Scott Malbaurn, "Pink Rainbow." Courtesy of Galeria Janet Kurnatowski.

Malbaurn presents us with 12 small paintings at Brooklyn’s Galeria Janet Kurnatowski. All are compositionally minimal and painted with Malbaurn’s own concoction of synthetic water-based media—silica, urethane, acrylic resin, and pigment. The result is a surface and texture much like vinyl or leather. When coupled with the near-absence of any color (all but two of the paintings are black, white, and gray) the surface adds a curious physicality to the work that feels simultaneously natural and synthetic. Malbaurn describes the markings on his paintings as “nouns found in nature,” based on tornadoes, flowers, leaves, and rainbows. These abstracted images are created by continuous, hard-edged lines that curve and zigzag over the surface. In some of the pictures these lines are actually set into, or carved out of, the surface to form an absence or relief. This effect is created through Malbaurn’s use of tape, which he carefully applies to the surface and then removes, treating it as a drawing tool. The outcome of this process speaks to the idea of gesture yet refutes its actuality.

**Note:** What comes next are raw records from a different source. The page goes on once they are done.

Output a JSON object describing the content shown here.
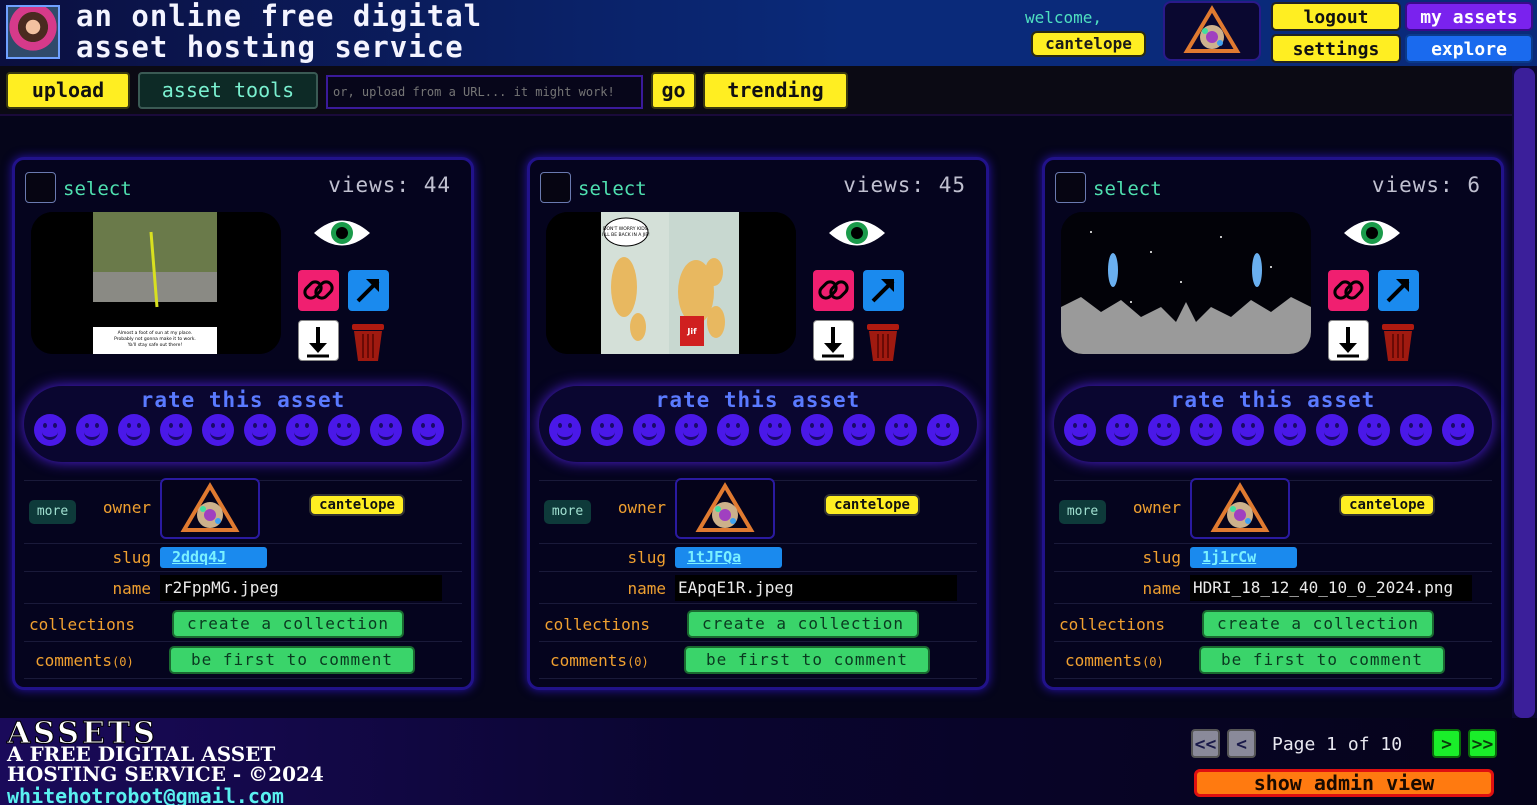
{
  "header": {
    "title_line1": "an online free digital",
    "title_line2": "asset hosting service",
    "welcome": "welcome,",
    "username": "cantelope",
    "logout": "logout",
    "my_assets": "my assets",
    "settings": "settings",
    "explore": "explore"
  },
  "toolbar": {
    "upload": "upload",
    "asset_tools": "asset tools",
    "url_placeholder": "or, upload from a URL... it might work!",
    "go": "go",
    "trending": "trending"
  },
  "card_labels": {
    "select": "select",
    "views_prefix": "views:",
    "rate": "rate this asset",
    "more": "more",
    "owner": "owner",
    "slug": "slug",
    "name": "name",
    "collections": "collections",
    "comments": "comments",
    "create_collection": "create a collection",
    "first_comment": "be first to comment"
  },
  "assets": [
    {
      "views": "44",
      "owner": "cantelope",
      "slug": "2ddq4J",
      "name": "r2FppMG.jpeg",
      "comments_count": "(0)",
      "caption": "Almost a foot of sun at my place. Probably not gonna make it to work. Ya'll stay safe out there!"
    },
    {
      "views": "45",
      "owner": "cantelope",
      "slug": "1tJFQa",
      "name": "EApqE1R.jpeg",
      "comments_count": "(0)",
      "caption": "DON'T WORRY KIDS, I'LL BE BACK IN A JIF!"
    },
    {
      "views": "6",
      "owner": "cantelope",
      "slug": "1j1rCw",
      "name": "HDRI_18_12_40_10_0_2024.png",
      "comments_count": "(0)",
      "caption": ""
    }
  ],
  "footer": {
    "title": "ASSETS",
    "line1": "A FREE DIGITAL ASSET",
    "line2": "HOSTING SERVICE - ©2024",
    "email": "whitehotrobot@gmail.com",
    "first": "<<",
    "prev": "<",
    "page_info": "Page 1 of 10",
    "next": ">",
    "last": ">>",
    "admin": "show admin view"
  },
  "colors": {
    "accent_yellow": "#ffee22",
    "accent_purple": "#7a22ee",
    "accent_blue": "#1a6aee",
    "rate_purple": "#4a18e8",
    "button_green": "#3ad46a"
  }
}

The two paintings in which mediated gesture most interestingly plays itself out are White: Head to Head and Black: Head to Head. At 18”× 18” they look like mini-Jo Baers, complete with a dominant field of non-color (one white, the other black) surrounded by a hard-edged border of its opposite. In other words, a white field with black border and a black field with white border. In both paintings, which are smartly hung next to each other, there are small visual irritants at the left and right edges of the surface: small knot-like formations of Malbaurn’s hard-edged line. They sit neatly within the confines of the border, touching, but never breaching, its boundary. What one doesn’t readily notice, but that slowly comes into focus, is the loosely tangled scar running horizontally across the surface of the painting, connecting the two irritants. These scars are unique because, instead of hard-edged, taped lines, they look as if Malbaurn had taken the end of his paintbrush and scrawled lightly and cursively through the nearly dry paint surface. The result is compelling and strange. It also comes closest to the charged, uneasy unity between gesture and stasis that the artist seems to be searching for.

By not relying on the “nouns” he is so fond of in the other pieces on display, Malbaurn creates a space that is entirely abstract, and in doing so, aligns himself with older painters like Jonathan Lasker and David Reed, painters who early on called attention to the semantics surrounding abstract mark-making in a postmodern era. Through his insistence in taping off every edge and every line, Malbaurn’s paintings at times read as over-studied contrivances. They leave no room for the warp and stutter of the human touch. I find this degree of mediation suspect. One wonders what would happen if he stopped relying on semantics and instead allowed gestural interventions to speak for themselves.


Craig Olson

Craig Olson is a former student of Thomas Nozkowski and regular contributor to the Rail. He is also an artist who lives and works in Minneapolis, Minnesota.